В комнату вошел Моран. На подносе он держал чашку с чаем и гигантскую гору криво накромсанных бутербродов с покупным паштетом.
Плюхнув поднос на стол перед Николаем Ивановичем, Моран отстранился, скрестил на груди руки, глянул на гостя скептически и вопросил:
— Теперь вы, надеюсь, довольны?
Николай Иванович невозмутимо взял чашку.
— Да, — сказал он.
— Послушайте, Николай Иванович, — Моран сверлил его глазами, явно надеясь смутить, — а как вы меня отыскали? Не так-то просто найти агентство экстремального туризма.
— Вы допустили одну небольшую ошибку, — ответил Николай Иванович невозмутимо. — Когда назвались преподавателем из университета экономики и финансов. Педагогический мир очень тесен. Мне не составило большого труда отыскать вас.
Моран плюхнулся на диван.
— Ну, отыскали вы меня, — пробурчал он. — Что дальше?

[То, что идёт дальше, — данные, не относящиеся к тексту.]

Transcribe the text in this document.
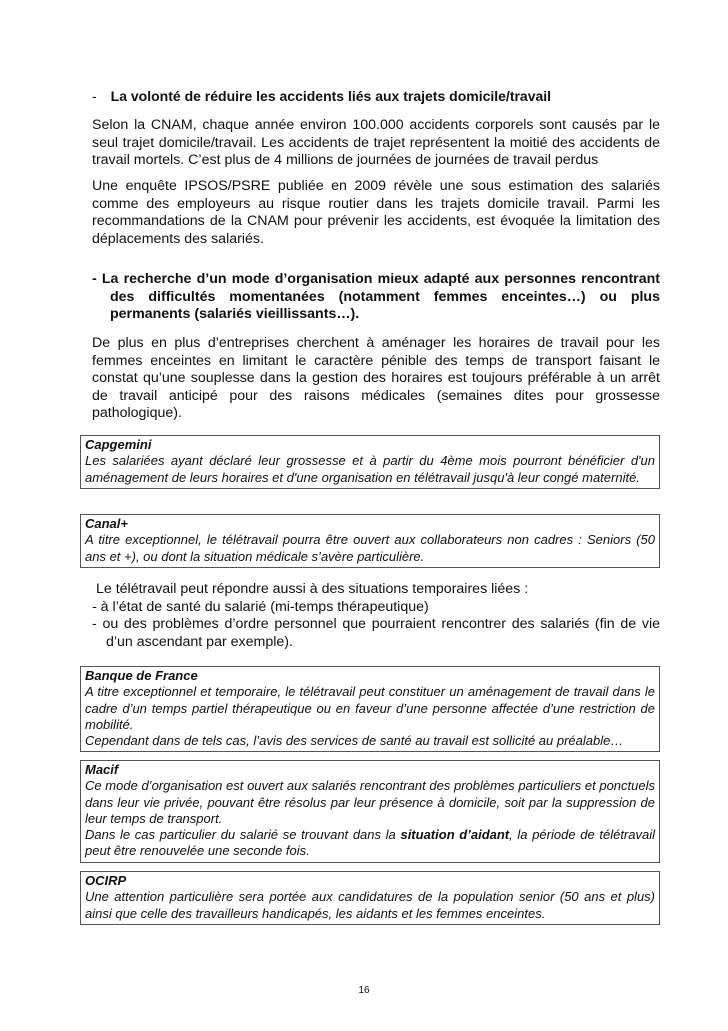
- La volonté de réduire les accidents liés aux trajets domicile/travail
Selon la CNAM, chaque année environ 100.000 accidents corporels sont causés par le seul trajet domicile/travail. Les accidents de trajet représentent la moitié des accidents de travail mortels. C’est plus de 4 millions de journées de journées de travail perdus
Une enquête IPSOS/PSRE publiée en 2009 révèle une sous estimation des salariés comme des employeurs au risque routier dans les trajets domicile travail. Parmi les recommandations de la CNAM pour prévenir les accidents, est évoquée la limitation des déplacements des salariés.
- La recherche d’un mode d’organisation mieux adapté aux personnes rencontrant des difficultés momentanées (notamment femmes enceintes…) ou plus permanents (salariés vieillissants…).
De plus en plus d’entreprises cherchent à aménager les horaires de travail pour les femmes enceintes en limitant le caractère pénible des temps de transport faisant le constat qu’une souplesse dans la gestion des horaires est toujours préférable à un arrêt de travail anticipé pour des raisons médicales (semaines dites pour grossesse pathologique).
Capgemini
Les salariées ayant déclaré leur grossesse et à partir du 4ème mois pourront bénéficier d'un aménagement de leurs horaires et d'une organisation en télétravail jusqu'à leur congé maternité.
Canal+
A titre exceptionnel, le télétravail pourra être ouvert aux collaborateurs non cadres : Seniors (50 ans et +), ou dont la situation médicale s’avère particulière.
Le télétravail peut répondre aussi à des situations temporaires liées :
- à l’état de santé du salarié (mi-temps thérapeutique)
- ou des problèmes d’ordre personnel que pourraient rencontrer des salariés (fin de vie d’un ascendant par exemple).
Banque de France
A titre exceptionnel et temporaire, le télétravail peut constituer un aménagement de travail dans le cadre d’un temps partiel thérapeutique ou en faveur d’une personne affectée d’une restriction de mobilité.
Cependant dans de tels cas, l’avis des services de santé au travail est sollicité au préalable…
Macif
Ce mode d’organisation est ouvert aux salariés rencontrant des problèmes particuliers et ponctuels dans leur vie privée, pouvant être résolus par leur présence à domicile, soit par la suppression de leur temps de transport.
Dans le cas particulier du salarié se trouvant dans la situation d’aidant, la période de télétravail peut être renouvelée une seconde fois.
OCIRP
Une attention particulière sera portée aux candidatures de la population senior (50 ans et plus) ainsi que celle des travailleurs handicapés, les aidants et les femmes enceintes.
16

— Что случилось с Балашовым? С Авденаго?
— Понятия не имею… Вот она, — Моран кивнул на Юдифь, — тоже пристала ко мне с ножом к горлу. Вынь да положь ей Авденаго! Как будто я знаю, куда он мог подеваться! Я отправляю их в Истинный Мир и дальше не имею ни малейшего понятия о том, что с ними происходит. Большинство умирает. Буду с вами откровенен. Да. Большинство погибает. Выдержать испытания Истинного Мира под силу далеко не каждому. Но Авденаго был молод и силен, его так просто не уничтожить, я проверял. Кроме того, прежде чем попасть в Истинный Мир, он провел у меня несколько месяцев. Я лично его тренировал!
— А как вы его тренировали? — заинтересовался Николай Иванович.
— Держал в жестоком рабстве, — ответил Джурич Моран, пожав плечами. — Как же еще? Других способов нет!
— Вы ведь не одного только Авденаго туда отправили, — сказал Николай Иванович. — Наверняка и других клиентов пытались разыскать их родные.
— Возможно, — не стал отпираться Моран.
— И как вы это с ними улаживали?
— С родными-то? Да по-разному. Одна мамаша, например, упрашивала меня сделать так, чтобы ее ненаглядный мальчик, ее Денисик, не нашел дороги к моей квартире. Боится дамочка, что Денисик навсегда исчезнет в круговороте войны за Серую Границу. Что ж, ее легко понять. Если бы я был мамашей Денисика, я бы тоже этого опасался. А вы вот непременно желаете выяснить, где теперь околачивается Авденаго. Да я ведь понятия не имею! И эта девочка, Деянира… — Он покачал головой. — Положим, я действительно назвался преподавателем и нанялся к ней в репетиторы. Но как еще, спрашивается, я мог втереться в доверие к ее родителям, чтобы потом бессовестно их надуть? Они были помешаны на том, чтобы непременно засунуть свою Дианочку в вуз. А ей, может быть, хотелось заниматься рукоделием, и кто ей в этом помог? Джурич Моран! Кстати, в Истинный Мир она пролезла сама, без всякой моей помощи. Она — просто нарыв на совести Джурича Морана. Взрывающийся нарыв! — Он вздохнул. — Вы на меня так смотрите, Николай Иванович, как будто я враг народа какой-то. Ничего подобного, имейте в виду. У меня за всех душа болит. Но что я могу поделать? От меня ничего не зависит. Если кто-то из моих клиентов и возвращается, то никогда сюда не приходит. Так что я просто не знаю. Не знаю.